In 2014, after five years of touring with different band configurations, Trigger Hippy finally released its self-titled debut album. The band hit the road for over 40 energetic shows in 2014 and 2015 to support the album. So what do you do when everything finally seems to be falling into place? Put the band on hiatus of course.

That’s what founding members Steve Gorman (drummer The Black Crowes) and bassist Nick Govrik decided to do at the end of 2015. Not only was Gorman fully involved with Trigger Hippy at the time, he was also in the middle of dealing with the implosion and end of the Black Crowes. “I had a hangover from both bands, it really was that simple.” Gorman said.

Although the band was on hiatus and former Hippy members Jackie Green and Joan Osborne had returned to their main musical projects, there never was a doubt Trigger Hippy would be back.

“Steve and I have had this thing going for a long time in different configurations one way or the other,” said Govrik. “So people moving in and out of the group was completely normal.”

After a four-year hiatus, Gorman and Govrik have added guitarist/singer Ed Jurdi (Band of Heathens), and singer and saxophonist Amber Woodhouse and recorded their second album, Full Circle and Then Some. Once again, Trigger Hippy will hit the road in November and early 2020 to promote the album.

Trigger Hippy

A few things stand out immediately in Full Circles and Then Some. First and foremost are the vocals contributed by Amber Woodhouse. When asked to describe Woodhouse, Govrik responds succinctly and without hesitation “She’s a powerhouse… no doubt.”
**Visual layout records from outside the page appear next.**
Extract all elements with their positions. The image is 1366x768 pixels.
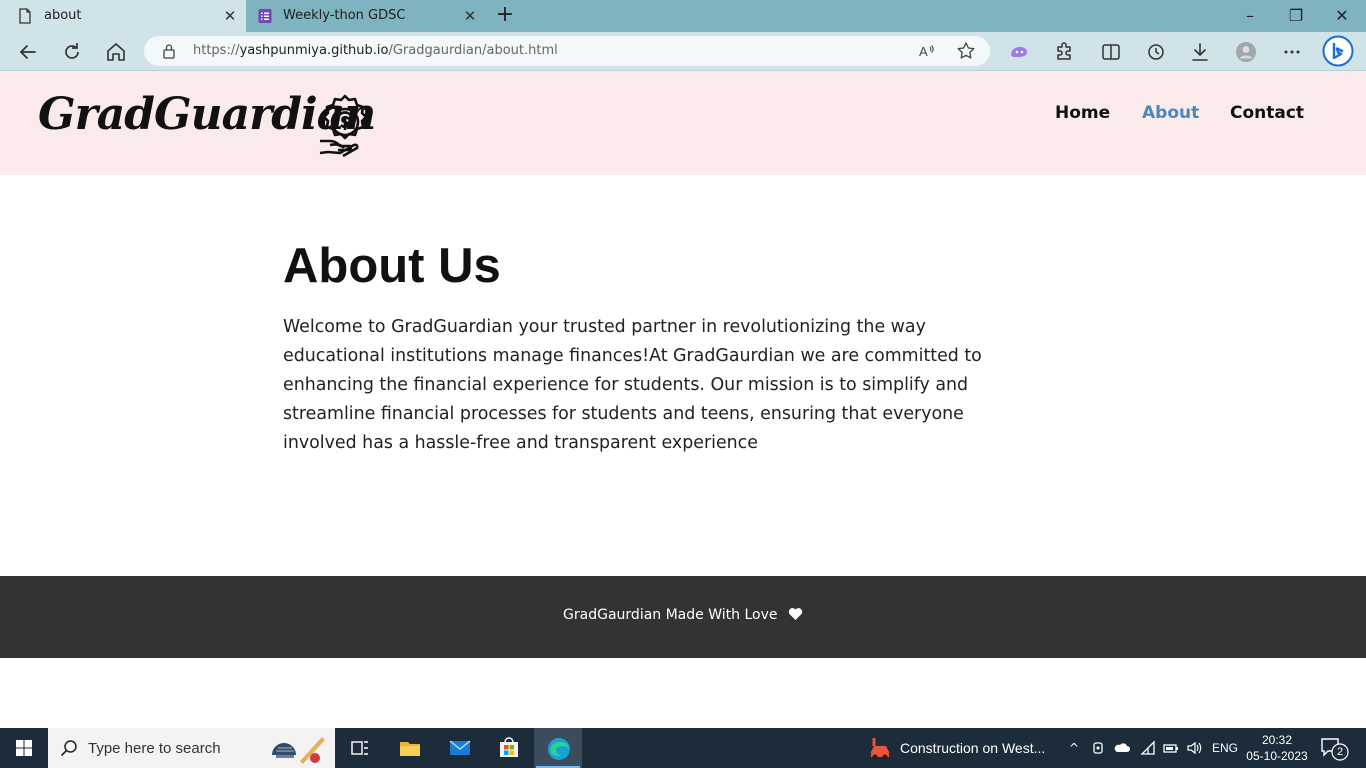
notifications-button[interactable]: 2	[1320, 737, 1350, 761]
file-explorer-button[interactable]	[386, 728, 434, 768]
task-view-button[interactable]	[336, 728, 384, 768]
mail-icon	[449, 740, 471, 755]
meet-icon[interactable]	[1091, 740, 1107, 756]
new-tab-button[interactable]: +	[494, 4, 516, 27]
tab-about[interactable]: about ✕	[0, 0, 246, 32]
windows-taskbar: Type here to search Construction on West…	[0, 728, 1366, 768]
tab-title: Weekly-thon GDSC	[283, 8, 406, 23]
puzzle-icon[interactable]	[1052, 40, 1076, 64]
clock-time: 20:32	[1261, 733, 1293, 747]
news-widget[interactable]: Construction on West...	[866, 728, 1056, 768]
download-icon[interactable]	[1188, 40, 1212, 64]
taskbar-search[interactable]: Type here to search	[48, 728, 335, 768]
minimize-icon[interactable]: –	[1240, 6, 1260, 26]
windows-start-icon[interactable]	[0, 728, 48, 768]
close-tab-icon[interactable]: ✕	[462, 8, 478, 24]
search-icon	[60, 740, 77, 757]
more-icon[interactable]	[1280, 40, 1304, 64]
about-paragraph: Welcome to GradGuardian your trusted par…	[283, 317, 982, 453]
task-view-icon	[351, 741, 368, 755]
money-gear-icon	[319, 94, 368, 157]
url-scheme: https://	[193, 43, 240, 58]
show-hidden-icons-icon[interactable]: ^	[1066, 740, 1082, 756]
language-indicator[interactable]: ENG	[1212, 741, 1238, 755]
nav-about-link[interactable]: About	[1142, 103, 1199, 123]
mail-button[interactable]	[436, 728, 484, 768]
search-placeholder: Type here to search	[88, 740, 221, 757]
site-header: GradGuardian Home About Contact	[0, 71, 1366, 175]
cricket-doodle-icon[interactable]	[262, 731, 330, 765]
edge-icon	[548, 738, 570, 760]
footer-text-row: GradGaurdian Made With Love	[0, 607, 1366, 623]
clock-date: 05-10-2023	[1246, 749, 1308, 763]
split-screen-icon[interactable]	[1099, 40, 1123, 64]
notification-icon	[1321, 738, 1349, 761]
avatar-icon[interactable]	[1234, 40, 1258, 64]
copilot-extension-icon[interactable]	[1007, 40, 1031, 64]
url-host: yashpunmiya.github.io	[239, 43, 389, 58]
folder-icon	[400, 742, 420, 756]
edge-button[interactable]	[534, 728, 582, 768]
notification-count: 2	[1336, 746, 1344, 758]
url-path: /Gradgaurdian/about.html	[388, 43, 558, 58]
lock-icon[interactable]	[162, 43, 176, 59]
news-headline: Construction on West...	[900, 740, 1046, 756]
browser-tab-strip: about ✕ Weekly-thon GDSC ✕ + – ❐ ✕	[0, 0, 1366, 32]
volume-icon[interactable]	[1186, 740, 1202, 756]
battery-icon[interactable]	[1163, 740, 1179, 756]
history-icon[interactable]	[1144, 40, 1168, 64]
page-icon	[19, 8, 31, 24]
close-tab-icon[interactable]: ✕	[222, 8, 238, 24]
refresh-icon[interactable]	[60, 40, 84, 64]
nav-home-link[interactable]: Home	[1055, 103, 1110, 123]
page-title: About Us	[283, 239, 501, 293]
browser-toolbar: https://yashpunmiya.github.io/Gradgaurdi…	[0, 32, 1366, 71]
tab-weekly-thon[interactable]: Weekly-thon GDSC ✕	[248, 0, 486, 32]
store-button[interactable]	[485, 728, 533, 768]
clock[interactable]: 20:32 05-10-2023	[1246, 732, 1308, 764]
footer-credit: GradGaurdian Made With Love	[563, 607, 778, 623]
url-text: https://yashpunmiya.github.io/Gradgaurdi…	[193, 43, 558, 58]
svg-text:A: A	[919, 44, 928, 59]
heart-icon	[788, 608, 803, 620]
onedrive-cloud-icon[interactable]	[1114, 740, 1130, 756]
bing-chat-icon[interactable]	[1322, 35, 1354, 67]
store-icon	[500, 737, 518, 757]
site-footer: GradGaurdian Made With Love	[0, 576, 1366, 658]
restore-icon[interactable]: ❐	[1286, 6, 1306, 26]
traffic-alert-icon	[871, 738, 889, 760]
forms-icon	[258, 9, 272, 23]
read-aloud-icon[interactable]: A	[916, 41, 936, 61]
close-window-icon[interactable]: ✕	[1332, 6, 1352, 26]
home-icon[interactable]	[104, 40, 128, 64]
address-bar[interactable]: https://yashpunmiya.github.io/Gradgaurdi…	[144, 36, 990, 66]
back-arrow-icon[interactable]	[16, 40, 40, 64]
wifi-icon[interactable]	[1140, 740, 1156, 756]
star-icon[interactable]	[956, 41, 976, 61]
nav-contact-link[interactable]: Contact	[1230, 103, 1304, 123]
tab-title: about	[44, 8, 82, 23]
As Woodhouse, Govrik, and Jurdi trade lines in the album’s opener “Don’t Want To Bring You Down,” the ease and power of Woodhouse’s voice is on full display. Woodhouse and Jurdi’s vocals mesh perfectly on the slower “Strung Out on the Pain.” Both “The Door” and “Dandelion” are further examples of Woodhouse’s outstanding vocal contributions.

Another thing that jumps out of Full Circle and Then Some is the enthusiasm Ed Jurdi brings to the album. In the jovial yet almost humorous “The Butcher’s Daughter” you feel like Jurdi could erupt in laughter at any point. Add in a great hook, and you can hear how the band can turn something simple into a great song. The happiness exudes again for Jurdi as he and Woodhouse trade verses on the title track “Full Circle and Then Some.”

One thing the members of Trigger Hippy want to showcase is a diversity in the types of songs they record.  This is evident with the New Orleans-eque trio of “Goddamn Hurricane” (about the destruction from Hurricane Katrina), “Long Lost Friend”, and “One of Them.”

Govrik said “We always wanted to make sure the listener realizes we are a roots band. We really want to make sure we cover all those areas.”

As Trigger Hippy gets set to head out on the road, Govrik says both albums are in play for their setlists. “We’ve already done a handful of shows and are mixing it up,” according to Govrik.

The bassist said this lineup of Trigger Hippy has made more of a commitment to moving forward together than the other incarnations would.

“It’s real optimistic. Everyone is having fun,” said Govrik. “We’ll stop and ask if we are wasting our time. But we go back and are like, this is cool.”